На душе у Марселя явственно полегчало. Даже настроение чуть-чуть приподнялось. Отложив Лепорта, он ещё раз прислушался.
Одинокая лошадь удалилась, но замковый колокол продолжал гудеть. Такой долгий звон на памяти Марселя случался впервые.
Что же всё-таки произошло? В Эр-Эпинэ скончалась какая-то важная особа? Уж не Штанцлер ли, чем Леворукий не шутит?
А вдруг это маркиза Жозина?
Марсель вздрогнул при этой мысли.

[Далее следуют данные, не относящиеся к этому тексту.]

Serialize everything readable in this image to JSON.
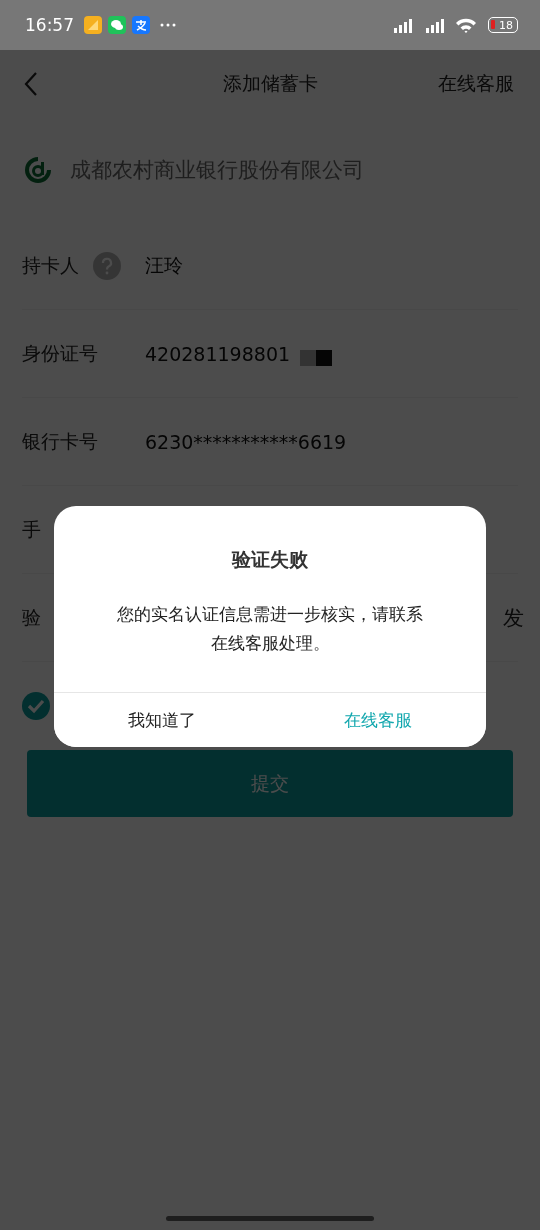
{
  "status_bar": {
    "time": "16:57",
    "battery": "18"
  },
  "header": {
    "title": "添加储蓄卡",
    "action": "在线客服"
  },
  "bank": {
    "name": "成都农村商业银行股份有限公司"
  },
  "fields": [
    {
      "label": "持卡人",
      "value": "汪玲",
      "kind": "help"
    },
    {
      "label": "身份证号",
      "value": "420281198801",
      "kind": "redacted"
    },
    {
      "label": "银行卡号",
      "value": "6230***********6619",
      "kind": "plain"
    },
    {
      "label": "手",
      "kind": "plain"
    },
    {
      "label": "验",
      "action": "发",
      "kind": "plain"
    }
  ],
  "agreement": {
    "checked": true
  },
  "submit": {
    "label": "提交"
  },
  "dialog": {
    "title": "验证失败",
    "message": "您的实名认证信息需进一步核实，请联系在线客服处理。",
    "buttons": [
      {
        "label": "我知道了",
        "kind": "secondary"
      },
      {
        "label": "在线客服",
        "kind": "primary"
      }
    ]
  }
}
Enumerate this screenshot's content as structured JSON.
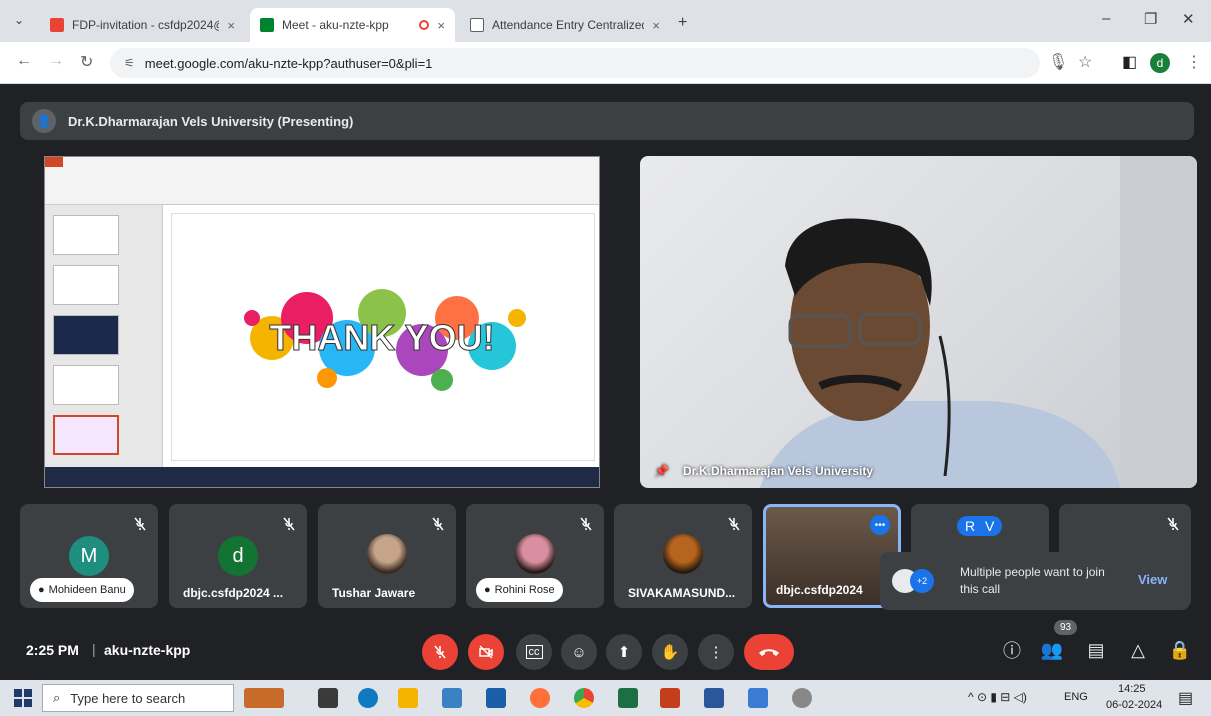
{
  "browser": {
    "tabs": [
      {
        "title": "FDP-invitation - csfdp2024@g",
        "close": "×"
      },
      {
        "title": "Meet - aku-nzte-kpp",
        "close": "×"
      },
      {
        "title": "Attendance Entry Centralized",
        "close": "×"
      }
    ],
    "new_tab": "+",
    "url": "meet.google.com/aku-nzte-kpp?authuser=0&pli=1",
    "profile_initial": "d"
  },
  "meet": {
    "presenting_label": "Dr.K.Dharmarajan Vels University (Presenting)",
    "slide_text": "THANK YOU!",
    "camera_name": "Dr.K.Dharmarajan Vels University",
    "participants": [
      {
        "name": "Mohideen Banu",
        "initial": "M",
        "color": "#1e8e7e",
        "style": "pill"
      },
      {
        "name": "dbjc.csfdp2024 ...",
        "initial": "d",
        "color": "#137333",
        "style": "plain"
      },
      {
        "name": "Tushar Jaware",
        "initial": "",
        "color": "#c5a48a",
        "style": "plain"
      },
      {
        "name": "Rohini Rose",
        "initial": "",
        "color": "#d98fa0",
        "style": "pill"
      },
      {
        "name": "SIVAKAMASUND...",
        "initial": "",
        "color": "#b5651d",
        "style": "plain"
      },
      {
        "name": "dbjc.csfdp2024",
        "initial": "",
        "color": "#7a5c4c",
        "style": "plain"
      },
      {
        "name": "",
        "initial": "R V",
        "color": "#1a73e8",
        "style": "plain"
      }
    ],
    "popup": {
      "text": "Multiple people want to join this call",
      "badge": "+2",
      "action": "View"
    },
    "time": "2:25 PM",
    "separator": "|",
    "meeting_code": "aku-nzte-kpp",
    "participant_count": "93"
  },
  "taskbar": {
    "search_placeholder": "Type here to search",
    "language": "ENG",
    "clock_time": "14:25",
    "clock_date": "06-02-2024"
  }
}
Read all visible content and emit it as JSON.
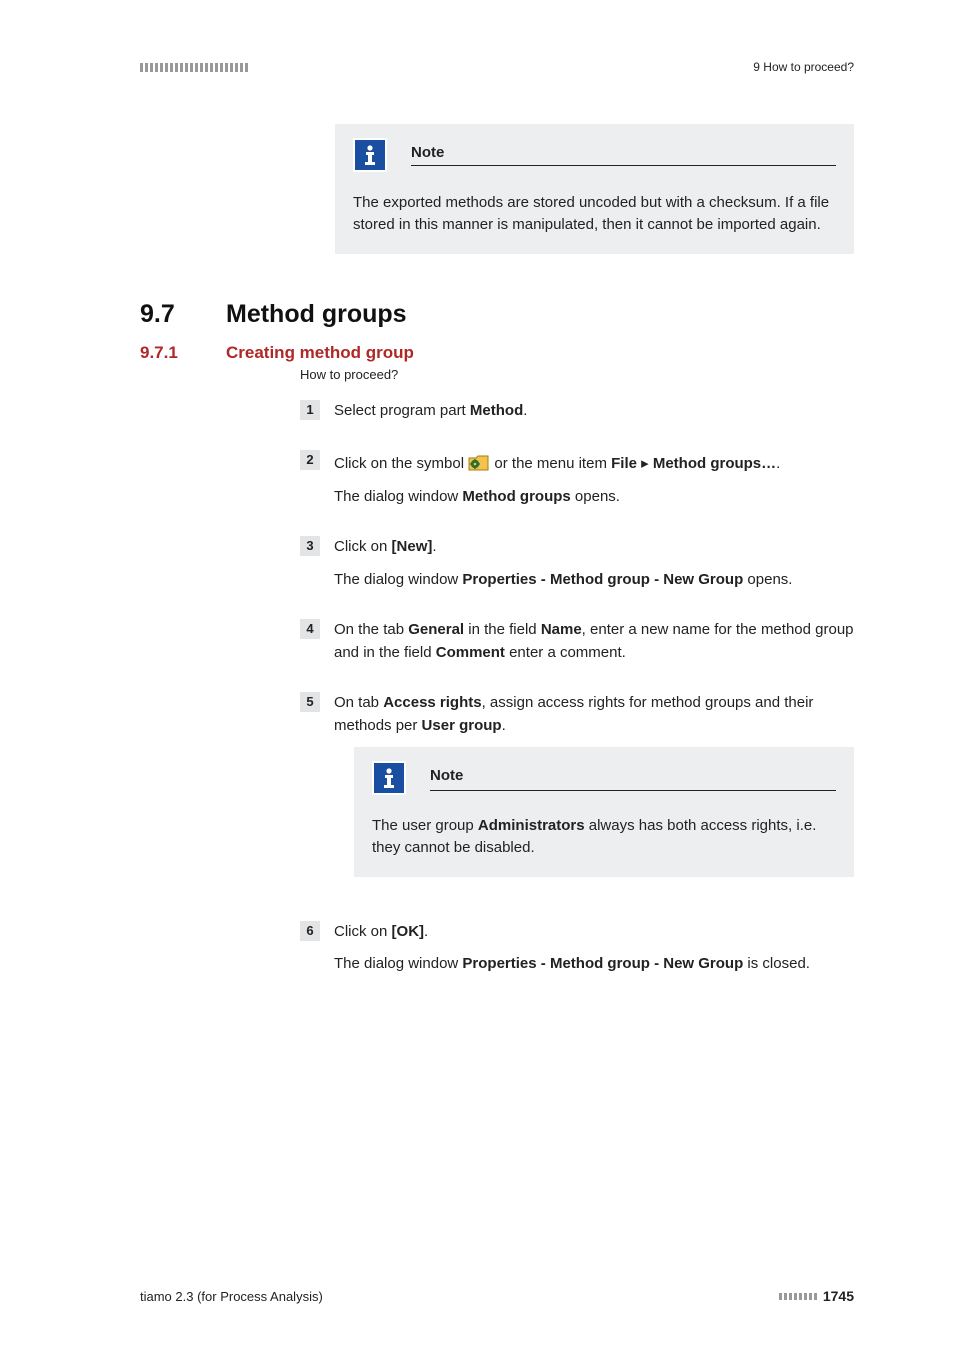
{
  "header": {
    "breadcrumb": "9 How to proceed?"
  },
  "noteTop": {
    "label": "Note",
    "body": "The exported methods are stored uncoded but with a checksum. If a file stored in this manner is manipulated, then it cannot be imported again."
  },
  "section": {
    "num": "9.7",
    "title": "Method groups"
  },
  "subsection": {
    "num": "9.7.1",
    "title": "Creating method group"
  },
  "lead": "How to proceed?",
  "steps": {
    "s1": {
      "num": "1",
      "pre": "Select program part ",
      "b1": "Method",
      "post": "."
    },
    "s2": {
      "num": "2",
      "p1_pre": "Click on the symbol ",
      "p1_mid": " or the menu item ",
      "p1_b1": "File",
      "p1_sep": " ▸ ",
      "p1_b2": "Method groups…",
      "p1_post": ".",
      "p2_pre": "The dialog window ",
      "p2_b1": "Method groups",
      "p2_post": " opens."
    },
    "s3": {
      "num": "3",
      "p1_pre": "Click on ",
      "p1_b1": "[New]",
      "p1_post": ".",
      "p2_pre": "The dialog window ",
      "p2_b1": "Properties - Method group - New Group",
      "p2_post": " opens."
    },
    "s4": {
      "num": "4",
      "pre": "On the tab ",
      "b1": "General",
      "mid1": " in the field ",
      "b2": "Name",
      "mid2": ", enter a new name for the method group and in the field ",
      "b3": "Comment",
      "post": " enter a comment."
    },
    "s5": {
      "num": "5",
      "p1_pre": "On tab ",
      "p1_b1": "Access rights",
      "p1_mid": ", assign access rights for method groups and their methods per ",
      "p1_b2": "User group",
      "p1_post": ".",
      "note_label": "Note",
      "note_pre": "The user group ",
      "note_b1": "Administrators",
      "note_post": " always has both access rights, i.e. they cannot be disabled."
    },
    "s6": {
      "num": "6",
      "p1_pre": "Click on ",
      "p1_b1": "[OK]",
      "p1_post": ".",
      "p2_pre": "The dialog window ",
      "p2_b1": "Properties - Method group - New Group",
      "p2_post": " is closed."
    }
  },
  "footer": {
    "product": "tiamo 2.3 (for Process Analysis)",
    "page": "1745"
  }
}
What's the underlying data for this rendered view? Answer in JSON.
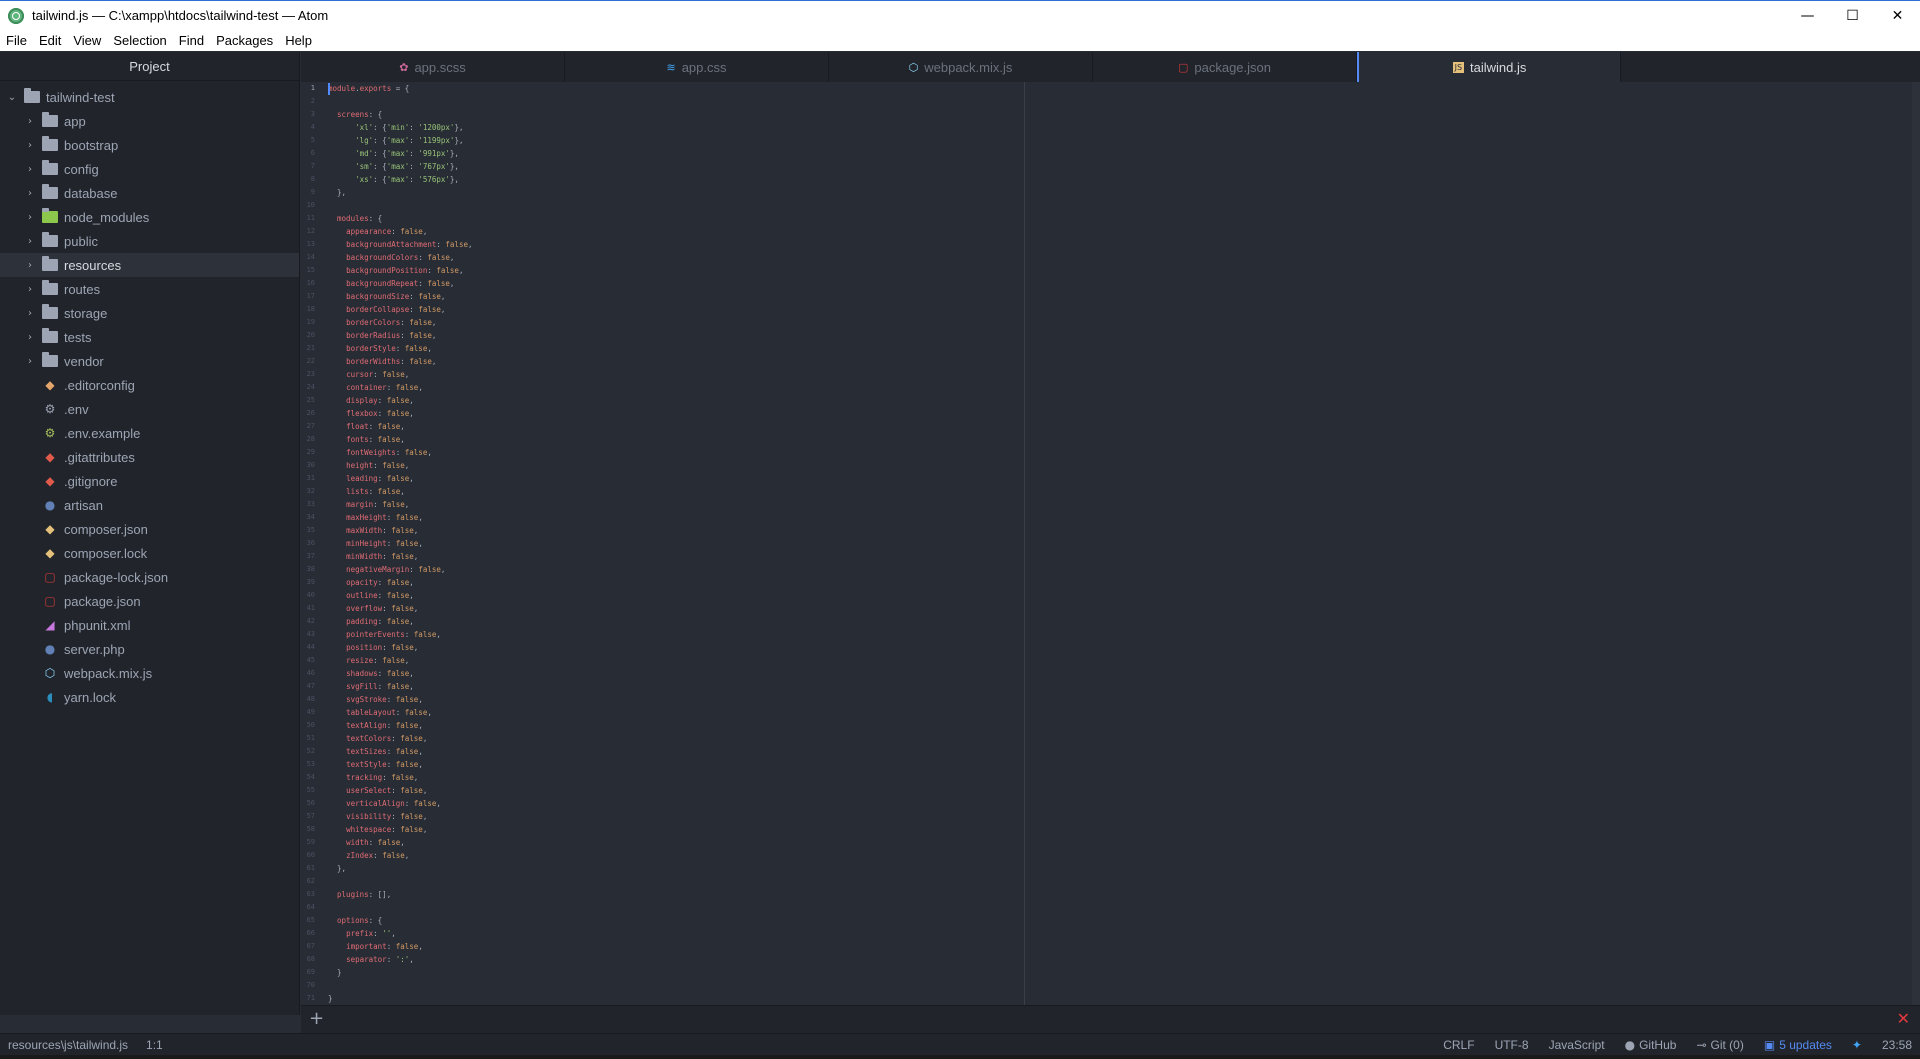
{
  "window": {
    "title": "tailwind.js — C:\\xampp\\htdocs\\tailwind-test — Atom",
    "minimize": "—",
    "maximize": "☐",
    "close": "✕"
  },
  "menu": [
    "File",
    "Edit",
    "View",
    "Selection",
    "Find",
    "Packages",
    "Help"
  ],
  "tree": {
    "header": "Project",
    "root": "tailwind-test",
    "folders": [
      "app",
      "bootstrap",
      "config",
      "database",
      "node_modules",
      "public",
      "resources",
      "routes",
      "storage",
      "tests",
      "vendor"
    ],
    "selected": "resources",
    "files": [
      {
        "name": ".editorconfig",
        "icon": "editorconfig-icon",
        "color": "#e5a66b"
      },
      {
        "name": ".env",
        "icon": "gear-icon",
        "color": "#9da5b4"
      },
      {
        "name": ".env.example",
        "icon": "gear-icon",
        "color": "#a6c05b"
      },
      {
        "name": ".gitattributes",
        "icon": "git-icon",
        "color": "#e05b4b"
      },
      {
        "name": ".gitignore",
        "icon": "git-icon",
        "color": "#e05b4b"
      },
      {
        "name": "artisan",
        "icon": "php-icon",
        "color": "#6181b6"
      },
      {
        "name": "composer.json",
        "icon": "composer-icon",
        "color": "#e5c07b"
      },
      {
        "name": "composer.lock",
        "icon": "composer-icon",
        "color": "#e5c07b"
      },
      {
        "name": "package-lock.json",
        "icon": "npm-icon",
        "color": "#cb3837"
      },
      {
        "name": "package.json",
        "icon": "npm-icon",
        "color": "#cb3837"
      },
      {
        "name": "phpunit.xml",
        "icon": "phpunit-icon",
        "color": "#c678dd"
      },
      {
        "name": "server.php",
        "icon": "php-icon",
        "color": "#6181b6"
      },
      {
        "name": "webpack.mix.js",
        "icon": "webpack-icon",
        "color": "#8ed6fb"
      },
      {
        "name": "yarn.lock",
        "icon": "yarn-icon",
        "color": "#2c8ebb"
      }
    ]
  },
  "tabs": [
    {
      "label": "app.scss",
      "icon": "sass-icon",
      "color": "#cd6799"
    },
    {
      "label": "app.css",
      "icon": "css-icon",
      "color": "#42a5f5"
    },
    {
      "label": "webpack.mix.js",
      "icon": "webpack-icon",
      "color": "#8ed6fb"
    },
    {
      "label": "package.json",
      "icon": "npm-icon",
      "color": "#cb3837"
    },
    {
      "label": "tailwind.js",
      "icon": "js-icon",
      "color": "#e5c07b"
    }
  ],
  "active_tab": "tailwind.js",
  "code": {
    "screens": [
      [
        "xl",
        "min",
        "1200px"
      ],
      [
        "lg",
        "max",
        "1199px"
      ],
      [
        "md",
        "max",
        "991px"
      ],
      [
        "sm",
        "max",
        "767px"
      ],
      [
        "xs",
        "max",
        "576px"
      ]
    ],
    "modules": [
      "appearance",
      "backgroundAttachment",
      "backgroundColors",
      "backgroundPosition",
      "backgroundRepeat",
      "backgroundSize",
      "borderCollapse",
      "borderColors",
      "borderRadius",
      "borderStyle",
      "borderWidths",
      "cursor",
      "container",
      "display",
      "flexbox",
      "float",
      "fonts",
      "fontWeights",
      "height",
      "leading",
      "lists",
      "margin",
      "maxHeight",
      "maxWidth",
      "minHeight",
      "minWidth",
      "negativeMargin",
      "opacity",
      "outline",
      "overflow",
      "padding",
      "pointerEvents",
      "position",
      "resize",
      "shadows",
      "svgFill",
      "svgStroke",
      "tableLayout",
      "textAlign",
      "textColors",
      "textSizes",
      "textStyle",
      "tracking",
      "userSelect",
      "verticalAlign",
      "visibility",
      "whitespace",
      "width",
      "zIndex"
    ],
    "options": [
      [
        "prefix",
        "''"
      ],
      [
        "important",
        "false"
      ],
      [
        "separator",
        "':'"
      ]
    ]
  },
  "status": {
    "path": "resources\\js\\tailwind.js",
    "cursor": "1:1",
    "line_ending": "CRLF",
    "encoding": "UTF-8",
    "grammar": "JavaScript",
    "github": "GitHub",
    "git": "Git (0)",
    "updates": "5 updates",
    "time": "23:58"
  }
}
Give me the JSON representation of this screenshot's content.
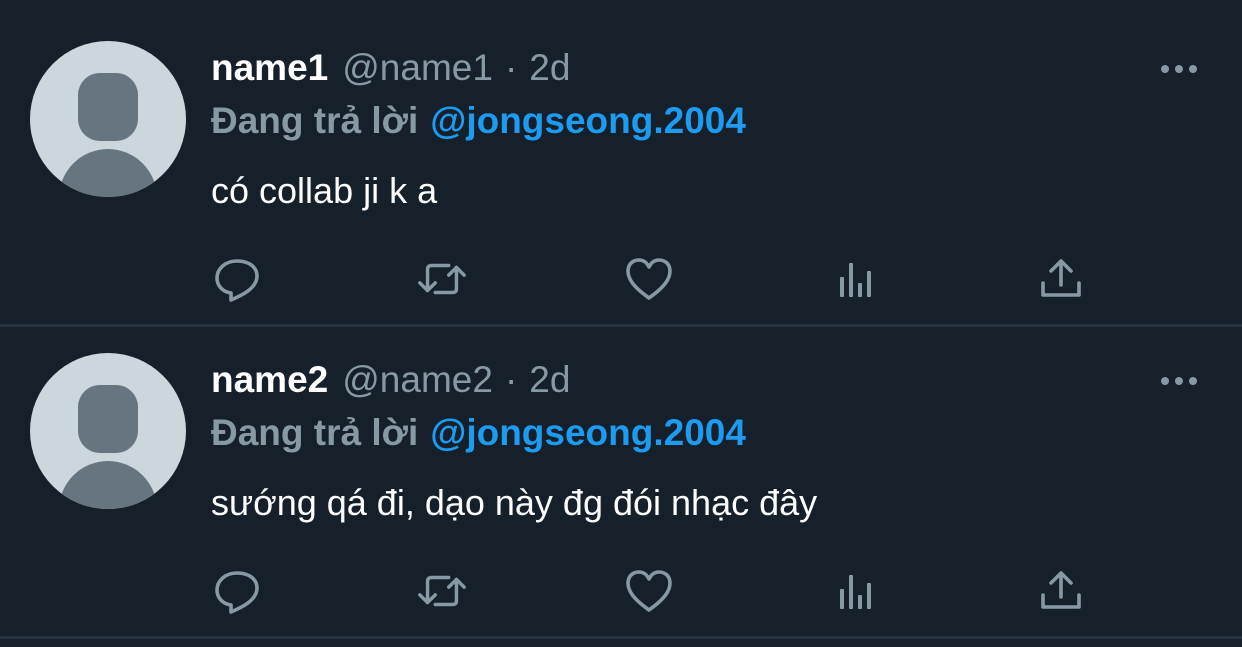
{
  "tweets": [
    {
      "display_name": "name1",
      "handle": "@name1",
      "separator": "·",
      "time": "2d",
      "reply_prefix": "Đang trả lời",
      "reply_to": "@jongseong.2004",
      "text": "có collab ji k a"
    },
    {
      "display_name": "name2",
      "handle": "@name2",
      "separator": "·",
      "time": "2d",
      "reply_prefix": "Đang trả lời",
      "reply_to": "@jongseong.2004",
      "text": "sướng qá đi, dạo này đg đói nhạc đây"
    }
  ],
  "icons": {
    "more": "more-horizontal-icon",
    "reply": "reply-bubble-icon",
    "retweet": "retweet-icon",
    "like": "heart-icon",
    "stats": "bar-chart-icon",
    "share": "share-upload-icon"
  },
  "colors": {
    "background": "#15202b",
    "primary_text": "#ffffff",
    "secondary_text": "#8899a6",
    "link": "#1d9bf0",
    "divider": "#253341",
    "avatar_bg": "#ccd6dd",
    "avatar_fg": "#66757f"
  }
}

Бедная женщина, сохранившая в зрелом возрасте застенчивое очарование девушки, имела слабое сердце. А если оно не выдержало неопределённости и остановилось от тревоги за единственного оставшегося сына?
Взбудораженный дурным предчувствием, Марсель снова встал. Создатель, если ты существуешь, ты не допустишь подобной несправедливости!
«Спрошу у караульных, — подумал он. — Не убьют же они меня, в конце концов, если я осведомлюсь о здоровье вдовствующей маркизы? Ведь если я не сижу на хлебе и воде в каком-нибудь карцере, этим я обязан именно ей».
Он решительно двинулся к двери, собираясь постучать в неё, чтобы привлечь внимание стражи. Однако не успел сделать и четырёх шагов.
Дверь распахнулась сама, стремительно и резко, словно её изнутри толкнул разъярённый носорог. Тяжёлая дубовая створка загрохотала, ударившись о стену и лязгнув наружным засовом. В проёме показался граф Штанцлер – потный, побагровевший, набычившийся как взбесившийся буйвол. Он ввалился внутрь, рывком захлопнул дверь, поискал засов, которого с этой стороны не было, метнулся к камину и, пыхтя, подтащил ящик для дров, а затем, дико осмотревшись по углам, освещённым четырьмя свечами, тяжело рухнул на один из двух стульев, имевшихся у Марселя в распоряжении.
При этом он беспрестанно бормотал что-то себе под нос, яростно и неразборчиво, захлёбываясь словами.
Подобная бесцеремонность переходила всякие границы. Всё-таки это была камера виконта Валме, а не проходной двор!
Марсель с достоинством встал перед бывшим кансильером:
— Любезный граф, чему обязан таким неожиданным визитом? Для допроса уже немного поздновато, вы не находите?
Штанцлер не обратил на его слова ни малейшего внимания: он слепо шарил руками по груди, словно пытаясь найти под камзолом оружие или защитный амулет.
— Он был прав… Он был прав! — вырывалось у него изо рта безостановочно.
— Кто был прав? — осведомился Марсель, приподнимая левую бровь совсем по-алвовски.
— Ла Риссан, — отозвался Штанцлер, задыхаясь. — Она умерла, умерла!
Сердце Марселя ёкнуло.
— Надеюсь, вы говорите не о маркизе Эр-При, граф? — спросил он, почти не надеясь услышать обнадёживающий ответ.
— Я здесь не при чём! — вдруг тоненько взвизгнул Штанцлер. — Ни при чём, слышите! Я добивался власти только для неё! Для неё!.. — истерически выкрикнул он, нелепо жестикулируя. — А если и для себя, — добавил он тут же, дрожа как в лихорадке, — то не ей меня упрекать! Она сама… Она сама убивала!
Марсель поднял вторую бровь. Не похоже, чтобы речь шла о маркизе Эр-При.
— Вы кого-то убили, дорогой граф? — поинтересовался он прокурорским тоном.
— Я не убивал! — завопил Штанцлер срывающимся фальцетом. — Я её не убивал! Она сама виновата! Она хотела этого. Я действовал в её интересах – всегда, слышите, всегда! Моей вины тут нет. Оставь меня в покое! — взвизгнул он, нашарив, наконец, эсперу на шее и выставляя её перед собой. — Уходи! Не хочу тебя видеть!
Марсель остолбенел от удивления. Только сейчас он сообразил: то, что он первоначально принял за ярость, было ужасом – почти животной паникой.
— О ком вы говорите? — спросил он, начиная понимать, что не понимает вообще ничего.
Штанцлер неожиданно разрыдался – в голос, как истеричная баба, трясясь в крупном ознобе. Он заслонил руками лицо, и по его коротким толстым пальцам, украшенным перстнями, потоком полились крупные слёзы.